Les écologistes du Mali et du Sénégal s’inquiètent de l’absence de contrôles adéquats et du pouvoir considérable des transporteurs sur les routes. Bien que des contrôles aléatoires soient effectués périodiquement, le trafic de bois de rose reste un problème majeur dans la région.

« Même si les premières révélations d’Amadou Traoré remontent à plusieurs années, son alerte reste d’actualité car le trafic de bois de rose persiste », a déclaré Jimmy Kande, directeur de PPLAAF en Afrique de l’Ouest. «PPLAAF reste déterminée à mettre un terme à la déforestation ».

La nécessité de protéger les lanceurs d’alerte

Les révélations sur le bois de rose au Mali ont également menacé la vie de Traoré, qui a dû fuir son pays pour éviter les représailles du réseau à l’origine du trafic de bois. Elles ont conduit à l’adoption de mesures pour stopper le trafic, qui se sont traduites par le blocage de certains conteneurs aux ports et aux frontières. Ces mesures ont été renouvelées, exposant encore davantage le lanceur d’alerte à des représailles. PPLAAF soutient Traoré depuis 2020.
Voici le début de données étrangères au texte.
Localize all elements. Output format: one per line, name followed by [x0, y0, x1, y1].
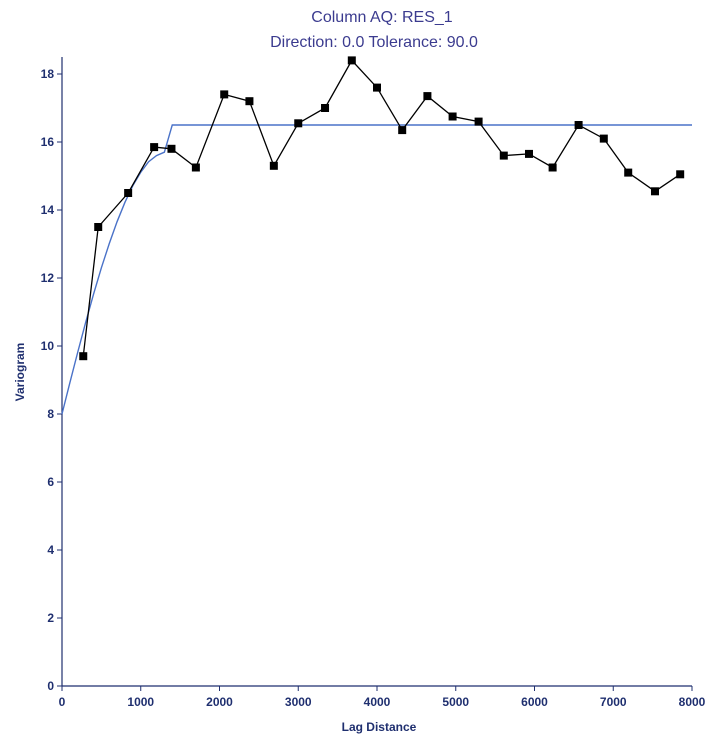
y-tick-label: 16 — [41, 135, 55, 149]
experimental-variogram-line — [82, 59, 681, 357]
y-tick-label: 18 — [41, 67, 55, 81]
data-point — [624, 168, 633, 177]
experimental-series — [79, 56, 685, 361]
axes: 0 2 4 6 8 10 12 14 16 18 0 1000 2000 3000 4000 5000 6000… — [41, 57, 706, 709]
x-tick-label: 4000 — [364, 695, 391, 709]
data-point — [524, 149, 533, 158]
data-point — [294, 119, 303, 128]
data-point — [499, 151, 508, 160]
data-point — [347, 56, 356, 65]
chart-title: Column AQ: RES_1 — [311, 9, 453, 26]
data-point — [150, 143, 159, 152]
data-point — [94, 223, 103, 231]
data-point — [269, 161, 278, 170]
data-point — [423, 92, 432, 101]
data-point — [398, 126, 407, 135]
y-tick-label: 8 — [47, 407, 54, 421]
data-point — [474, 117, 483, 126]
data-point — [124, 189, 133, 197]
y-tick-label: 12 — [41, 271, 55, 285]
data-point — [167, 144, 176, 153]
y-tick-label: 6 — [47, 475, 54, 489]
model-variogram-line — [61, 124, 692, 415]
x-tick-label: 1000 — [127, 695, 154, 709]
y-tick-label: 10 — [41, 339, 55, 353]
y-tick-label: 0 — [47, 679, 54, 693]
data-point — [599, 134, 608, 143]
data-point — [321, 104, 330, 112]
y-tick-label: 14 — [41, 203, 55, 217]
x-tick-label: 3000 — [285, 695, 312, 709]
x-tick-label: 0 — [59, 695, 66, 709]
x-tick-label: 7000 — [600, 695, 627, 709]
x-axis-label: Lag Distance — [342, 720, 417, 734]
data-point — [548, 163, 557, 172]
model-series — [61, 124, 692, 415]
data-point — [574, 121, 583, 129]
data-point — [373, 83, 381, 92]
data-point — [79, 352, 88, 361]
data-point — [191, 163, 200, 172]
x-tick-label: 5000 — [442, 695, 469, 709]
y-tick-label: 2 — [47, 611, 54, 625]
y-axis-label: Variogram — [13, 343, 27, 402]
data-point — [650, 187, 659, 196]
data-point — [448, 112, 457, 121]
x-tick-label: 6000 — [521, 695, 548, 709]
chart-subtitle: Direction: 0.0 Tolerance: 90.0 — [270, 34, 478, 51]
data-point — [220, 90, 229, 99]
y-tick-label: 4 — [47, 543, 54, 557]
x-tick-label: 2000 — [206, 695, 233, 709]
data-point — [245, 97, 254, 106]
x-tick-label: 8000 — [679, 695, 706, 709]
data-point — [676, 170, 685, 179]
En tant que lanceur d’alerte ayant révélé des actes répréhensibles en matière d’environnement, le cas d’Amadou Traoré a contribué à la création de l’ONG Climate Whistleblowers (CW), qui le soutient également. CW se consacre à la protection des personnes dénonçant des actes répréhensibles liés au climat et vise à devenir un acteur majeur de l’écosystème du mouvement climatique, en offrant un soutien complet aux lanceurs d’alerte.

PPLAAF est une organisation non gouvernementale créée en 2017 pour protéger les lanceurs d’alerte, ainsi que pour plaider et s’engager dans des litiges stratégiques en leur nom lorsque leurs révélations traitent de l’intérêt général des citoyens africains.